Amiga brought the most originality and humor with Lemmings and Worms. On IK+ she gave you a three players fighting game In the early ’90s, you could get burned inside a giant wicker man just for whispering those things. I never read the Dune books, so while watching the Dune movies I went back to my first introduction to that world: the amazing Dune 2 Amiga game.

It gave us the best adventure game in Secret of Monkey Island, which may also be the most fun game ever. Cannon Fodder was also funny, but at the same time touching and sad. Has there ever been a better game developer than Sensible Software? He made game development sound fun and cool, not words I would have previously associated with game developers.

The Amiga was solid. He was reliable. Even before playing a game, sliding a floppy disk into its slot felt good. That satisfying dull sound. The way he seemed to grab the last millimeters of the puck and pull it. He was very reassuring and trustworthy.

Phwoar…vintage 1980s Commodore Amiga 500 game console. Photograph: Neil Godwin/Future/Getty Images

I don’t remember anything breaking with my Friend. I can’t remember a game that hasn’t loaded. Even the peripherals were solid. My delicate little Cheetah Bug joystick took such a beating in Sensible Soccer alone that it’s hard to believe he survived. All I have to do to break the R1 button on an Xbox controller is give it a disapproving look.
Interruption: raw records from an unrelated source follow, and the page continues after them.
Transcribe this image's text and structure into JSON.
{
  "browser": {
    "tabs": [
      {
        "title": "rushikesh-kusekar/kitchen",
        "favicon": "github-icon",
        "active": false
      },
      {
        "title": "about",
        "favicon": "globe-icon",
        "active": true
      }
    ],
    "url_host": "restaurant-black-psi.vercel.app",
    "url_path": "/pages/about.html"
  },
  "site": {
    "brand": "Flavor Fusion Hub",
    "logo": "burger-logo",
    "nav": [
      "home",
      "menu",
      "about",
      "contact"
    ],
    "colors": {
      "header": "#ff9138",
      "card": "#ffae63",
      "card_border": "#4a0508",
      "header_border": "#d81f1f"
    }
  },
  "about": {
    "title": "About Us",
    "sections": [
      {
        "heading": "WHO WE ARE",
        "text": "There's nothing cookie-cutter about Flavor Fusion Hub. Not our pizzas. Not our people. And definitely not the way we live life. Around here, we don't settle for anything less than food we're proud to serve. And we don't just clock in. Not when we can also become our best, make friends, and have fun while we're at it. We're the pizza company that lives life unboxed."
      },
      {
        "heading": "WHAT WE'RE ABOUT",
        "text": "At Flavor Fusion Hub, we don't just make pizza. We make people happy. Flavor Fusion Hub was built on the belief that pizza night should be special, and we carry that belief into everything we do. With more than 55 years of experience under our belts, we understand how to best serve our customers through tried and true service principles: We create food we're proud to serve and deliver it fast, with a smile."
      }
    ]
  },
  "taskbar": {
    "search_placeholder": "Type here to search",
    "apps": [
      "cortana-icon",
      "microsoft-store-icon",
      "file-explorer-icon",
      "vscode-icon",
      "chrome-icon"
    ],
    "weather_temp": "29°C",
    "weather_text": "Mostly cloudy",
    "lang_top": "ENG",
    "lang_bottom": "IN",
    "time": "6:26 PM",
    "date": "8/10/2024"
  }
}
Like the Spectrum before it, the Amiga allowed people who couldn’t afford a PC to play games on a computer. Then the PC killed it: microchips became cheaper, the Amiga didn’t move fast enough, and seemed to die very quickly.

We don’t love the Amiga enough. We were like Andy putting Woody in the closet after getting Buzz Lightyear. Unfortunately, Pixar hasn’t featured Amiga in a single scene in the film: instead, Toy Story featured Speak and Spell. Have you ever tried to play Zool on that?